Depois de uma mixtape lançada em 2019 e um EP colaborativo em 2020, Vaine abraçou de vez toda a influência da brasilidade que sempre permeou o seu trabalho. A sonoridade de “Colibri”, primeiro álbum do rapper, é resultado da versatilidade que mistura rap com elementos orgânicos, de forma coesa e madura, capaz de trazer singularidade a um segmento bastante inflado.

“Todos temos uma visão de mundo única e particular. Sem seguir padrões, tendências, discursos e sonoridades pré-estabelecidas, o álbum entrega minha versão mais sincera como artista, simbolizada pelo voo livre do colibri”, diz Vaine, que revela que esse mergulho pessoal se estende ao fato de que, ‘Colibri’ é também o nome da rua onde nasceu e cresceu com a família na cidade de São Paulo.

“Lá passamos por algumas vivências difíceis, que com certeza moldaram quem sou hoje, como indivíduo e artista. Dessa forma, o título também é uma maneira de agradecer e reconhecer o meu lugar de origem, entendendo que esse é o ponto de partida para voos maiores”.

“Colibri” conta com uma animação para nove das dez faixas que compõem o disco. Os vídeos, já disponíveis no Youtube, foram produzidos por Vaine, que também é artista visual. Apenas a música “Como Tudo Era”, tem o videoclipe assinado por Orsini Films.

Para Vaine, o conceito do álbum, bastante pessoal, acabou atravessado por uma angústia coletiva trazida pela pandemia de Covid-19. “Então esse sentimento de melancolia e incertezas que experimentamos neste período de ‘quase vida’ aparece constantemente, junto de uma forte ânsia por liberdade, por botar o corpo na rua e voltar a tudo o que me inspira no cotidiano”.
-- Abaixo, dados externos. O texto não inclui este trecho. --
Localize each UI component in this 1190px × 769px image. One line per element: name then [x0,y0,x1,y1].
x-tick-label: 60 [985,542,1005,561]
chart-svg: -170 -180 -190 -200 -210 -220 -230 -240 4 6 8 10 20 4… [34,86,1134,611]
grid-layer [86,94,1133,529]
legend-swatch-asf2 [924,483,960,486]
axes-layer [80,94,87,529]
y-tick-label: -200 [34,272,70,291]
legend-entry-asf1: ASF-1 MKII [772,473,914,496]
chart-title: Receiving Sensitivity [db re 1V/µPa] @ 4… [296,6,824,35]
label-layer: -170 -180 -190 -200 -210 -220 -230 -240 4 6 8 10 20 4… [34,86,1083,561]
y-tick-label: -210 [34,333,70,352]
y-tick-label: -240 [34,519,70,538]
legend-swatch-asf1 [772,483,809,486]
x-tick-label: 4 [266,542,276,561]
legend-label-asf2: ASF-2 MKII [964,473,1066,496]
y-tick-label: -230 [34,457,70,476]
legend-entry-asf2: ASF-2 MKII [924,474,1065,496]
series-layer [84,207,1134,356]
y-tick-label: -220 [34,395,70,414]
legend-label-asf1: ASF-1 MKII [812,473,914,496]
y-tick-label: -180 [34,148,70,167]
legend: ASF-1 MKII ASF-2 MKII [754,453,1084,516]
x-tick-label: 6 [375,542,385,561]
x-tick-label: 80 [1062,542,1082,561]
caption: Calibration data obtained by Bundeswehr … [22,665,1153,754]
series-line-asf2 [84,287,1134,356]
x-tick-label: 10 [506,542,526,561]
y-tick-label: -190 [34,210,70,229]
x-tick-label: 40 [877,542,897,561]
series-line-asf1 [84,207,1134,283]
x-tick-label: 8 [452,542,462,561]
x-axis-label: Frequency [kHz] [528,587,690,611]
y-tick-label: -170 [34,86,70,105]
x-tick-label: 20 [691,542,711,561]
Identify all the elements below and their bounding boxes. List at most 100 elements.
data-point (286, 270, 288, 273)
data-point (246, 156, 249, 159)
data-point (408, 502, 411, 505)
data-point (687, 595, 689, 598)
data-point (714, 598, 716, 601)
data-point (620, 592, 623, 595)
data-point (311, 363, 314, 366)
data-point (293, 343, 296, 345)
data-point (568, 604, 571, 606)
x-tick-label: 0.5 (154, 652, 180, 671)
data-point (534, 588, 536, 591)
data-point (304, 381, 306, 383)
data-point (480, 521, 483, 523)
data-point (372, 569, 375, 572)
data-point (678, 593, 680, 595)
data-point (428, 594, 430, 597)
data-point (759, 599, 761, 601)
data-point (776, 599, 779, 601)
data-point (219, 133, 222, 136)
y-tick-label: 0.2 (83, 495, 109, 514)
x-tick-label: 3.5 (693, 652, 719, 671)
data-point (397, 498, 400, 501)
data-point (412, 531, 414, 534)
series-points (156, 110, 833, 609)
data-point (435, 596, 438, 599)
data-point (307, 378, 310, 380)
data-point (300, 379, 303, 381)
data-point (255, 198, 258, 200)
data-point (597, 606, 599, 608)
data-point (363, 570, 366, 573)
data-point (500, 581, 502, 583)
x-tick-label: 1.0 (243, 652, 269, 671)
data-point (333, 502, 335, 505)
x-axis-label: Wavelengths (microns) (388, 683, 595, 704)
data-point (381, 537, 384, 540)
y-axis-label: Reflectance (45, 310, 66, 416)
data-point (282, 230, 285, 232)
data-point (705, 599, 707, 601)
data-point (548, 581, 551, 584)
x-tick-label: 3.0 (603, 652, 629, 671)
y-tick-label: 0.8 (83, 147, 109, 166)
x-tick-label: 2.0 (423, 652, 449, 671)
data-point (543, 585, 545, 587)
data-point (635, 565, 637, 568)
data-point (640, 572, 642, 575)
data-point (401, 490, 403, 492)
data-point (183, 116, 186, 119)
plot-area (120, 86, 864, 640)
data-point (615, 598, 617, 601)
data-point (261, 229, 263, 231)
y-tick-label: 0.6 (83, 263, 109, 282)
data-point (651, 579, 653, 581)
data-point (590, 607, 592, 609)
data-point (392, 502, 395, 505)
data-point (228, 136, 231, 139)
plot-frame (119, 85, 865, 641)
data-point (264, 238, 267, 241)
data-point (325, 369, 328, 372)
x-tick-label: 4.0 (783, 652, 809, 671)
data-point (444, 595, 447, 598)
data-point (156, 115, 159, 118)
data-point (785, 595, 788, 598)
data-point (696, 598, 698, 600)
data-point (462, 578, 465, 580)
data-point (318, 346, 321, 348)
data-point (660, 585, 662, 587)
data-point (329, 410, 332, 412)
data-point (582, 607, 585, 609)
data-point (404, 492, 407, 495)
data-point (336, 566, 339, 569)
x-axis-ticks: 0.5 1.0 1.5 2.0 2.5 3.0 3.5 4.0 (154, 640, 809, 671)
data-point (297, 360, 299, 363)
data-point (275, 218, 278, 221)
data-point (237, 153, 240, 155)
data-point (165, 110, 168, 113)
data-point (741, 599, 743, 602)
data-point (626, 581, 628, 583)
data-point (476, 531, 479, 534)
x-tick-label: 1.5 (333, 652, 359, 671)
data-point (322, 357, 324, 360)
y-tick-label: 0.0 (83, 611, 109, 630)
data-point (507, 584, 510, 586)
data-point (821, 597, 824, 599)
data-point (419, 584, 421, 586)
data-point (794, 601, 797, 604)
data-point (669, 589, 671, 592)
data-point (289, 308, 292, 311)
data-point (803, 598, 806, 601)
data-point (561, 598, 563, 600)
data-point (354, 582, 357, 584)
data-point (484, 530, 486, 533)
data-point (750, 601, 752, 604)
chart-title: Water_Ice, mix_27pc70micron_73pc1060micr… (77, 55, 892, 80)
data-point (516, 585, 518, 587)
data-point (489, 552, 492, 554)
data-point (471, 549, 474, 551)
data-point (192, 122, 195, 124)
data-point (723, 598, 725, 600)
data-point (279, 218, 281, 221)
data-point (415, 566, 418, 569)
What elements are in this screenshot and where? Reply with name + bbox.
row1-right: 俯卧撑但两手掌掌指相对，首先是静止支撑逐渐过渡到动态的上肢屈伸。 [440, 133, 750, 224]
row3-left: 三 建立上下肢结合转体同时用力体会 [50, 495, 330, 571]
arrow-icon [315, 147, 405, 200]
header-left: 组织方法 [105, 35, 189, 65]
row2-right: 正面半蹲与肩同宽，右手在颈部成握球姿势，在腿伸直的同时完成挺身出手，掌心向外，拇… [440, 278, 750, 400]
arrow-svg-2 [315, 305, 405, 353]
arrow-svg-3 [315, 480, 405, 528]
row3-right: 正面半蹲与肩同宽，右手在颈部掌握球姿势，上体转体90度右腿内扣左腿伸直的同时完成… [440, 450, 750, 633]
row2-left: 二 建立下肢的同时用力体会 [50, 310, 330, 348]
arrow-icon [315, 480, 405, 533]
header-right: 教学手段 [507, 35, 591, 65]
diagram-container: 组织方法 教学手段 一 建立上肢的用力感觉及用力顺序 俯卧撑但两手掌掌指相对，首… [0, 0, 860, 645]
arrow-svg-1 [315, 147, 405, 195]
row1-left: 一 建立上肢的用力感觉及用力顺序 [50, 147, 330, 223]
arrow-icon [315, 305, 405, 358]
Com produção e direção musical de Xavbeatz, “Colibri” traz as participações de Monkey Jhayam, Uiara, Natania Borges, Darmi e Emiadê. O disco reuniu ainda, os músicos arranjadores, Jack Will (percussão), Mauro Fontoura (saxofone), Vinícius Lustosa (trompete), Alícia Kenobi (teclado), Douglas Carlos (guitarra), Rafael Vaz (contrabaixo), Ciro Nunes (flauta), Trio Façuá (sanfona e triângulo), Rafael Baska (scratches), e os beatmakers TiagoBits e Apenas Toni.